Rarely has a single meeting been so important for the global economy.
Analysts are hopeful that a much-anticipated meeting between the presidents of the U.S. and China this coming weekend will provide at least temporary respite for companies who have been caught in the crosshairs at the ongoing trade war between the two countries, warning that a breakdown in talks could spell disaster for a bevy of interests.
President Donald Trump will meet June 29 with Chinese President Xi Jinping on the sidelines of the G-20 Summit in Osaka, Japan, to discuss a potential end to the trade conflict that has resulted in tariffs on hundreds of billions of dollars of one another's goods, with hundreds of billions of dollars of products at risk.
However, if no agreement is reached or if a standstill proves only temporary, Trump stands ready to unleash tariffs on as many Chinese imports as he can. Now that it can no longer match the U.S. dollar-for-dollar on tariffs, China is preparing a raft of nontariff retaliatory measures.
Trump told Fox Business June 26 that he would impose "very substantial" additional tariffs should talks go south in Osaka, including his proposed 25% tariffs on $300 billion of Chinese goods that have loomed over consumers' and producers' heads for months.
More than 350 U.S. companies in seven days of recent public hearings warned the Trump administration of higher production and consumer costs, widespread job losses, and factory closures due to a lack of alternative sources of supply should the controversial tariffs go into effect.
According to Panjiva, a division of S&P Global Inc., the top products most at risk from a dollar standpoint include cellphones, $43.23 billion of which was imported by the U.S. from China in 2018, as well as $37.46 billion of laptops and $11.92 billion of puzzles and other toys.
Many of these products are nearly indigenous in production to China, which U.S. producers emphasized throughout the public hearing process. Panjiva data shows that 97.6% of video game consoles imported by the U.S. in 2018 came from water, as did 94.5% of holiday toys and games, 94.4% of laptops and 93.8% of LED lamps.
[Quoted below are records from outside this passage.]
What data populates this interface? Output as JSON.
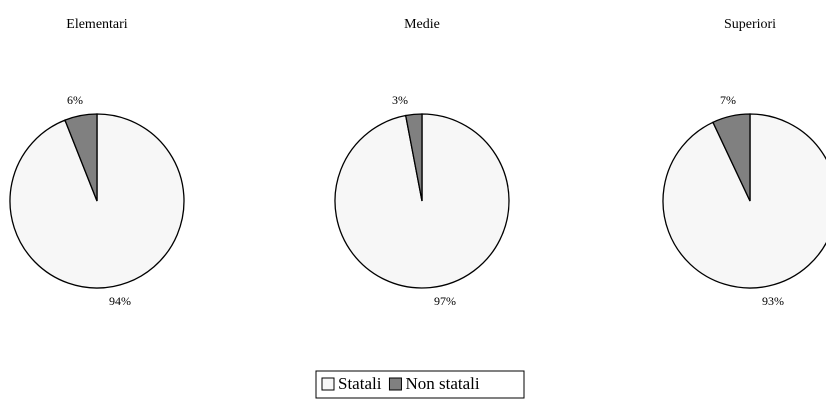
{
  "chart_data": [
    {
      "type": "pie",
      "title": "Elementari",
      "values": [
        94,
        6
      ],
      "value_labels": [
        "94%",
        "6%"
      ]
    },
    {
      "type": "pie",
      "title": "Medie",
      "values": [
        97,
        3
      ],
      "value_labels": [
        "97%",
        "3%"
      ]
    },
    {
      "type": "pie",
      "title": "Superiori",
      "values": [
        93,
        7
      ],
      "value_labels": [
        "93%",
        "7%"
      ]
    }
  ],
  "legend": [
    {
      "name": "Statali",
      "color": "#f7f7f7"
    },
    {
      "name": "Non statali",
      "color": "#808080"
    }
  ]
}
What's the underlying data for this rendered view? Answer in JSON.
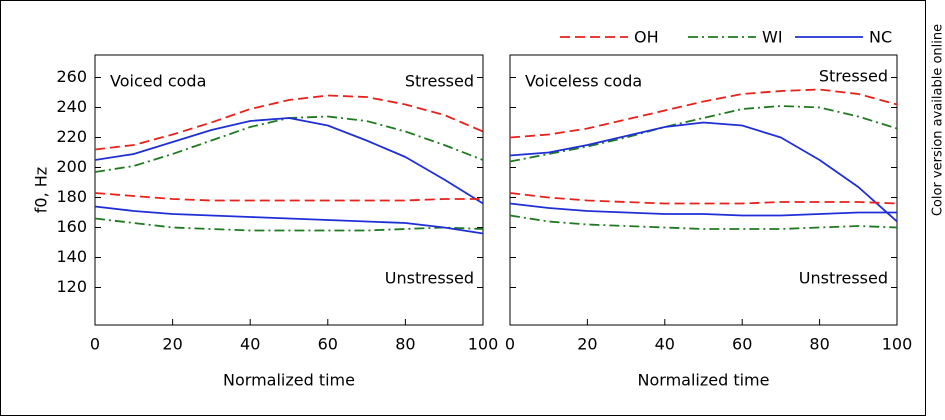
{
  "side_note": "Color version available online",
  "legend": [
    {
      "name": "OH",
      "color": "#e8211b",
      "style": "dashed"
    },
    {
      "name": "WI",
      "color": "#1f7a1f",
      "style": "dashdot"
    },
    {
      "name": "NC",
      "color": "#1f2fd6",
      "style": "solid"
    }
  ],
  "chart_data": [
    {
      "type": "line",
      "ylabel": "f0, Hz",
      "xlabel": "Normalized time",
      "annotations": [
        "Voiced coda",
        "Stressed",
        "Unstressed"
      ],
      "x": [
        0,
        10,
        20,
        30,
        40,
        50,
        60,
        70,
        80,
        90,
        100
      ],
      "xlim": [
        0,
        100
      ],
      "xticks": [
        0,
        20,
        40,
        60,
        80,
        100
      ],
      "ylim": [
        95,
        275
      ],
      "yticks": [
        120,
        140,
        160,
        180,
        200,
        220,
        240,
        260
      ],
      "series": [
        {
          "name": "OH",
          "color": "#e8211b",
          "style": "dashed",
          "values": [
            212,
            215,
            222,
            230,
            239,
            245,
            248,
            247,
            242,
            235,
            224
          ]
        },
        {
          "name": "WI",
          "color": "#1f7a1f",
          "style": "dashdot",
          "values": [
            197,
            201,
            209,
            218,
            227,
            233,
            234,
            231,
            224,
            215,
            205
          ]
        },
        {
          "name": "NC",
          "color": "#1f2fd6",
          "style": "solid",
          "values": [
            205,
            209,
            217,
            225,
            231,
            233,
            228,
            218,
            207,
            192,
            176
          ]
        },
        {
          "name": "OH",
          "color": "#e8211b",
          "style": "dashed",
          "values": [
            183,
            181,
            179,
            178,
            178,
            178,
            178,
            178,
            178,
            179,
            179
          ]
        },
        {
          "name": "WI",
          "color": "#1f7a1f",
          "style": "dashdot",
          "values": [
            166,
            163,
            160,
            159,
            158,
            158,
            158,
            158,
            159,
            160,
            159
          ]
        },
        {
          "name": "NC",
          "color": "#1f2fd6",
          "style": "solid",
          "values": [
            174,
            171,
            169,
            168,
            167,
            166,
            165,
            164,
            163,
            160,
            156
          ]
        }
      ]
    },
    {
      "type": "line",
      "xlabel": "Normalized time",
      "annotations": [
        "Voiceless coda",
        "Stressed",
        "Unstressed"
      ],
      "x": [
        0,
        10,
        20,
        30,
        40,
        50,
        60,
        70,
        80,
        90,
        100
      ],
      "xlim": [
        0,
        100
      ],
      "xticks": [
        0,
        20,
        40,
        60,
        80,
        100
      ],
      "ylim": [
        95,
        275
      ],
      "yticks": [
        120,
        140,
        160,
        180,
        200,
        220,
        240,
        260
      ],
      "series": [
        {
          "name": "OH",
          "color": "#e8211b",
          "style": "dashed",
          "values": [
            220,
            222,
            226,
            232,
            238,
            244,
            249,
            251,
            252,
            249,
            242
          ]
        },
        {
          "name": "WI",
          "color": "#1f7a1f",
          "style": "dashdot",
          "values": [
            204,
            209,
            214,
            220,
            227,
            233,
            239,
            241,
            240,
            234,
            226
          ]
        },
        {
          "name": "NC",
          "color": "#1f2fd6",
          "style": "solid",
          "values": [
            208,
            210,
            215,
            221,
            227,
            230,
            228,
            220,
            205,
            187,
            164
          ]
        },
        {
          "name": "OH",
          "color": "#e8211b",
          "style": "dashed",
          "values": [
            183,
            180,
            178,
            177,
            176,
            176,
            176,
            177,
            177,
            177,
            176
          ]
        },
        {
          "name": "WI",
          "color": "#1f7a1f",
          "style": "dashdot",
          "values": [
            168,
            164,
            162,
            161,
            160,
            159,
            159,
            159,
            160,
            161,
            160
          ]
        },
        {
          "name": "NC",
          "color": "#1f2fd6",
          "style": "solid",
          "values": [
            176,
            173,
            171,
            170,
            169,
            169,
            168,
            168,
            169,
            170,
            170
          ]
        }
      ]
    }
  ]
}
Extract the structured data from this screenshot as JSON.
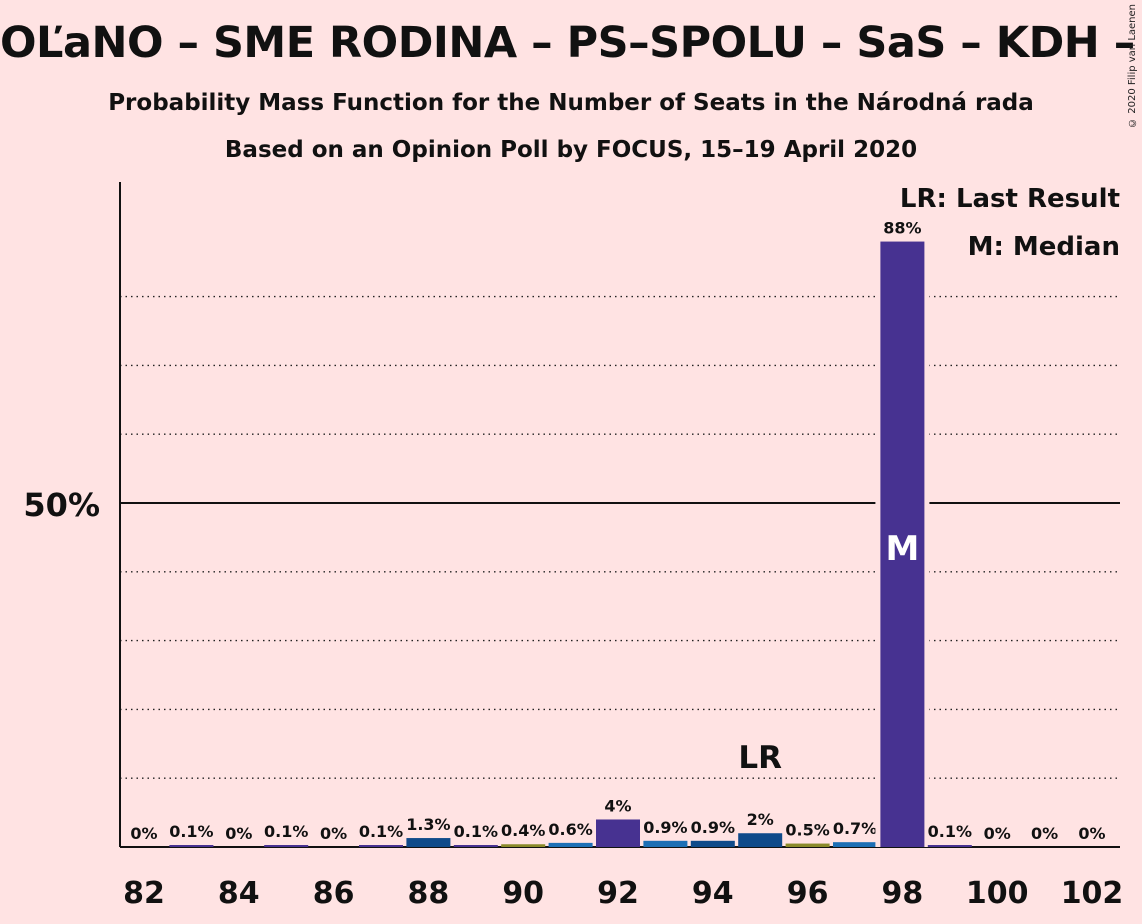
{
  "title": "OĽaNO – SME RODINA – PS–SPOLU – SaS – KDH – ZĽ",
  "subtitle_1": "Probability Mass Function for the Number of Seats in the Národná rada",
  "subtitle_2": "Based on an Opinion Poll by FOCUS, 15–19 April 2020",
  "copyright": "© 2020 Filip van Laenen",
  "legend": {
    "last_result": "LR: Last Result",
    "median": "M: Median"
  },
  "colors": {
    "background": "#ffe3e3",
    "bar_primary": "#473291",
    "bar_secondary": "#0f4a8a",
    "bar_tertiary": "#1d6fb5",
    "bar_olive": "#8a8a2a",
    "bar_label": "#111111",
    "median_text": "#ffffff"
  },
  "chart_data": {
    "type": "bar",
    "title": "OĽaNO – SME RODINA – PS–SPOLU – SaS – KDH – ZĽ",
    "x": [
      82,
      83,
      84,
      85,
      86,
      87,
      88,
      89,
      90,
      91,
      92,
      93,
      94,
      95,
      96,
      97,
      98,
      99,
      100,
      101,
      102
    ],
    "values": [
      0,
      0.1,
      0,
      0.1,
      0,
      0.1,
      1.3,
      0.1,
      0.4,
      0.6,
      4,
      0.9,
      0.9,
      2,
      0.5,
      0.7,
      88,
      0.1,
      0,
      0,
      0
    ],
    "labels": [
      "0%",
      "0.1%",
      "0%",
      "0.1%",
      "0%",
      "0.1%",
      "1.3%",
      "0.1%",
      "0.4%",
      "0.6%",
      "4%",
      "0.9%",
      "0.9%",
      "2%",
      "0.5%",
      "0.7%",
      "88%",
      "0.1%",
      "0%",
      "0%",
      "0%"
    ],
    "bar_colors": [
      "#473291",
      "#473291",
      "#473291",
      "#473291",
      "#473291",
      "#473291",
      "#0f4a8a",
      "#473291",
      "#8a8a2a",
      "#1d6fb5",
      "#473291",
      "#1d6fb5",
      "#0f4a8a",
      "#0f4a8a",
      "#8a8a2a",
      "#1d6fb5",
      "#473291",
      "#473291",
      "#473291",
      "#473291",
      "#473291"
    ],
    "xtick_values": [
      82,
      84,
      86,
      88,
      90,
      92,
      94,
      96,
      98,
      100,
      102
    ],
    "xtick_labels": [
      "82",
      "84",
      "86",
      "88",
      "90",
      "92",
      "94",
      "96",
      "98",
      "100",
      "102"
    ],
    "ytick_label": "50%",
    "ytick_value": 50,
    "ylim": [
      0,
      98
    ],
    "minor_gridlines": [
      10,
      20,
      30,
      40,
      60,
      70,
      80
    ],
    "last_result_seat": 95,
    "last_result_marker": "LR",
    "median_seat": 98,
    "median_marker": "M",
    "xlabel": "",
    "ylabel": "",
    "grid": true,
    "legend_position": "top-right"
  }
}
Many of these products, especially those in the electronics sector, require fine-tuned, complex machinery and a skilled workforce found primarily in China. This means they would be stuck producing in China and the U.S. consumer would be stuck with 25% hikes across a broad swath of everyday goods.
"The $300 billion is a nightmare scenario for the U.S. economy and the global economy," Jeremie Waterman, the president of the China Center at the U.S. Chamber of Commerce, said in an interview, adding that the chamber is optimistic about the talks due to toned-down rhetoric over recent weeks.
China has not been shy about retaliation. When the U.S. imposed 25% tariffs on $34 billion of Chinese goods, Beijing retaliated with its own 25% tariffs on $34 billion of U.S. goods, including seafood, soybeans and pork. It did the same for the next $16 billion tranche, imposing its own 25% on $16 billion of U.S. exports, such as oil and cars, and imposed retaliatory tariffs in response to a subsequent $200 billion U.S. batch, though it could not fully match it.
We have now reached the stage where China cannot retaliate dollar for dollar. The U.S. imported $539.68 billion worth of goods from China in 2018, while China imported just $120.15 billion worth of U.S. goods over that span, according to the U.S. Census Bureau.
"The Chinese are already well along in finding ways to make American companies miserable beyond tariffs," William Reinsch, senior adviser and Scholl Chair in International Business at the Center for Strategic & International Studies, said. "No shortage of things they can do."
China's Ministry of Commerce has threatened a blacklist against unspecified U.S. companies against what it has called "unreliable entities" that do not follow market rules and damage the interests of Chinese companies, which may very well include FedEx Corp., according to Panjiva.
The well-known shipping company did 62.2% of its U.S. seaborne inbound business in the year ended May 31 from China, the firm said.
Currency weapon holstered
China may now have to turn to other methods of retaliation, including threats of stifled Chinese tourism to the U.S. or the boycott of purchases from popular U.S. companies.
China is limited in what it can do in terms of currency depreciation. Several economists have told S&P Global Market Intelligence that it was able to devalue its currency to offset prior 10% tariffs but cannot do so with 25% tariffs on such a wide scale.